A pasta disse ainda que o projeto sobre o auxílio-gás é de iniciativa do Ministério de Minas e Energia e, da forma como foi proposto, não possui impacto fiscal, mas haverá necessidade de previsão orçamentária no caso de eventual redução de receita com o deslocamento de recursos do pré-sal para o programa.
Na avaliação do ex-secretário do Tesouro Jeferson Bittencourt, economista do ASA, tem se observado uma relativização de convenções, com a implementação de medidas “de maneira alheia” à LRF, subversão de princípios orçamentários e fragilização do arcabouço para as contas públicas.
Ele criticou o uso de fundos privados para a execução de políticas públicas, o que reduz o controle orçamentário, questionando ainda a falta de compensação para o benefício a medalhistas olímpicos e o caminho encontrado para forçar um aumento das receitas com os recursos esquecidos em bancos.

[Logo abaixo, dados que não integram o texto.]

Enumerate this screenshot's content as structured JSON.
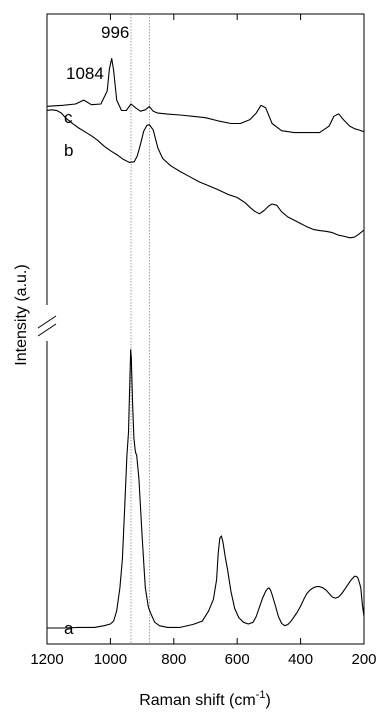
{
  "chart_data": {
    "type": "line",
    "xlabel": "Raman shift (cm",
    "xlabel_superscript": "-1",
    "xlabel_close": ")",
    "ylabel": "Intensity (a.u.)",
    "xlim": [
      1200,
      200
    ],
    "x_reversed": true,
    "x_ticks": [
      1200,
      1000,
      800,
      600,
      400,
      200
    ],
    "x_tick_labels": [
      "1200",
      "1000",
      "800",
      "600",
      "400",
      "200"
    ],
    "y_ticks_visible": false,
    "y_axis_break": true,
    "reference_lines_x": [
      935,
      877
    ],
    "annotations": [
      {
        "text": "996"
      },
      {
        "text": "1084"
      }
    ],
    "series": [
      {
        "name": "c",
        "x": [
          1200,
          1150,
          1110,
          1084,
          1060,
          1030,
          1010,
          1003,
          996,
          990,
          980,
          965,
          950,
          935,
          920,
          905,
          890,
          877,
          865,
          850,
          820,
          780,
          740,
          700,
          660,
          620,
          590,
          560,
          540,
          525,
          510,
          490,
          460,
          420,
          380,
          340,
          310,
          295,
          280,
          265,
          245,
          230,
          215,
          205,
          200
        ],
        "y": [
          0.82,
          0.9,
          1.0,
          1.3,
          0.95,
          1.0,
          2.0,
          3.7,
          4.5,
          3.6,
          1.3,
          0.5,
          0.5,
          1.0,
          0.7,
          0.45,
          0.55,
          0.8,
          0.45,
          0.3,
          0.22,
          0.15,
          0.05,
          -0.05,
          -0.3,
          -0.5,
          -0.5,
          -0.2,
          0.3,
          0.9,
          0.7,
          -0.5,
          -1.05,
          -1.2,
          -1.2,
          -1.2,
          -0.7,
          0.05,
          0.25,
          -0.2,
          -0.7,
          -0.9,
          -1.0,
          -1.1,
          -1.1
        ]
      },
      {
        "name": "b",
        "x": [
          1200,
          1185,
          1170,
          1155,
          1140,
          1120,
          1100,
          1080,
          1060,
          1040,
          1020,
          1000,
          980,
          960,
          940,
          925,
          915,
          905,
          895,
          885,
          877,
          865,
          850,
          835,
          810,
          780,
          750,
          720,
          690,
          660,
          630,
          600,
          575,
          560,
          545,
          530,
          515,
          500,
          490,
          475,
          460,
          440,
          420,
          400,
          380,
          360,
          340,
          320,
          300,
          280,
          260,
          245,
          230,
          215,
          200
        ],
        "y": [
          3.2,
          3.25,
          3.2,
          3.0,
          2.6,
          2.2,
          1.85,
          1.55,
          1.25,
          0.9,
          0.45,
          0.1,
          -0.2,
          -0.55,
          -0.8,
          -0.75,
          -0.3,
          0.6,
          1.6,
          2.05,
          2.1,
          1.7,
          0.3,
          -0.5,
          -1.05,
          -1.5,
          -1.9,
          -2.3,
          -2.6,
          -2.9,
          -3.25,
          -3.5,
          -3.9,
          -4.25,
          -4.55,
          -4.75,
          -4.5,
          -4.15,
          -4.0,
          -4.1,
          -4.6,
          -5.0,
          -5.25,
          -5.5,
          -5.75,
          -5.95,
          -6.05,
          -6.1,
          -6.2,
          -6.4,
          -6.5,
          -6.6,
          -6.55,
          -6.3,
          -6.0
        ]
      },
      {
        "name": "a",
        "x": [
          1200,
          1150,
          1100,
          1050,
          1020,
          1000,
          990,
          980,
          970,
          962,
          955,
          948,
          943,
          939,
          936,
          934,
          930,
          926,
          921,
          917,
          910,
          900,
          890,
          880,
          870,
          860,
          845,
          820,
          780,
          740,
          710,
          690,
          675,
          665,
          660,
          655,
          650,
          645,
          638,
          630,
          620,
          608,
          595,
          580,
          565,
          550,
          540,
          530,
          520,
          510,
          505,
          500,
          495,
          490,
          480,
          470,
          460,
          450,
          440,
          430,
          420,
          410,
          400,
          390,
          380,
          370,
          360,
          350,
          340,
          330,
          320,
          310,
          300,
          290,
          280,
          270,
          260,
          250,
          240,
          230,
          225,
          220,
          215,
          210,
          205,
          200
        ],
        "y": [
          0.0,
          0.0,
          0.05,
          0.05,
          0.2,
          0.35,
          0.6,
          1.5,
          3.5,
          6.0,
          10.5,
          15.0,
          17.0,
          21.0,
          24.2,
          23.5,
          19.5,
          16.5,
          15.3,
          15.0,
          13.0,
          8.0,
          3.5,
          1.8,
          1.1,
          0.5,
          0.2,
          0.05,
          0.05,
          0.3,
          0.6,
          1.5,
          2.5,
          4.2,
          6.5,
          7.8,
          8.0,
          7.5,
          6.2,
          5.0,
          3.2,
          1.7,
          0.9,
          0.5,
          0.35,
          0.5,
          1.0,
          1.8,
          2.6,
          3.2,
          3.4,
          3.5,
          3.3,
          2.9,
          2.0,
          1.0,
          0.4,
          0.2,
          0.3,
          0.6,
          1.0,
          1.4,
          1.9,
          2.5,
          3.0,
          3.3,
          3.5,
          3.6,
          3.6,
          3.5,
          3.3,
          3.0,
          2.7,
          2.6,
          2.7,
          3.0,
          3.4,
          3.8,
          4.2,
          4.5,
          4.5,
          4.4,
          4.0,
          3.5,
          2.0,
          1.0
        ]
      }
    ]
  }
}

“Agregar um valor (ao resultado primário) apenas para fins de cumprimento da meta não vai alterar nossa posição fiscal, vai apenas tirar credibilidade da meta', disse.
COMBATE A INCÊNDIOS
Somada a essas flexibilizações, decisão proferida nesta semana pelo ministro do Supremo Tribunal Federal Flávio Dino autorizou a abertura de crédito extraordinário, que não se submete ao limite de despesas e à meta, para combate a incêndios florestais no país.

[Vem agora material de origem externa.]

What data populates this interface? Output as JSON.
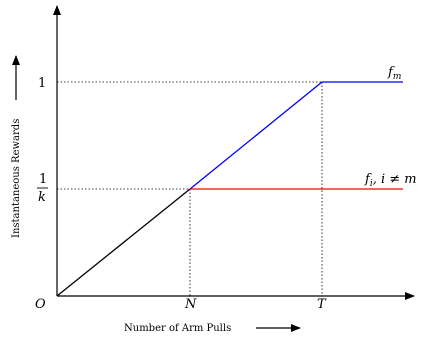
{
  "axes": {
    "x_label": "Number of Arm Pulls",
    "y_label": "Instantaneous Rewards",
    "origin_label": "O",
    "x_ticks": [
      "N",
      "T"
    ],
    "y_ticks": {
      "one": "1",
      "frac_numerator": "1",
      "frac_denominator": "k"
    }
  },
  "curves": {
    "f_m_label": "f",
    "f_m_sub": "m",
    "f_i_label": "f",
    "f_i_sub": "i",
    "f_i_cond": ", i ≠ m"
  },
  "colors": {
    "shared": "#000000",
    "f_m": "#0000ff",
    "f_i": "#ff0000",
    "guides": "#000000"
  }
}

A legislação prevê esse instrumento em situações de emergência, mas seu uso normalmente é autorizado pelo Congresso sem necessidade de aval do Judiciário e a liberação dada pelo ex-ministro da Justiça de Lula levanta a dúvida se a porta pode ter sido aberta para outras iniciativas do tipo.
Aprovado em 2023, o arcabouço fiscal prevê um crescimento real de até 2,5% nas despesas primárias por ano, mas as contas seguem em trajetória de compressão diante de crescimentos mais fortes de gastos obrigatórios, como os previdenciários e os pisos de Saúde e Educação.
No cenário de aperto nas contas, uma segunda fonte da equipe econômica afirmou que a maior parte das autoridades do governo sabe que a adoção de medidas pontuais de revisão de cadastros e busca por fraudes em programas sociais não é suficiente para manter o arcabouço fiscal de pé nos próximos anos.
“Tem que fazer alguma coisa mais estrutural”, disse, sob condição de anonimato, ao defender a apresentação de propostas de ajuste em programas sociais e trabalhistas ainda neste ano, mas ponderar que ainda é preciso amadurecer as medidas para evitar resistências políticas no PT e dentro do governo.
Desde o início do terceiro mandato de Lula no ano passado, a dívida bruta, indicador-chave da solvência das finanças públicas, aumentou em quase 7 pontos percentuais, para 78,5% do PIB em julho. Enquanto isso, projeções de mercado para o futuro das contas públicas seguem desancoradas, com analistas privados estimando déficit primário de 0,6% do PIB neste ano e 0,75% do PIB em 2025, segundo o boletim Focus do BC.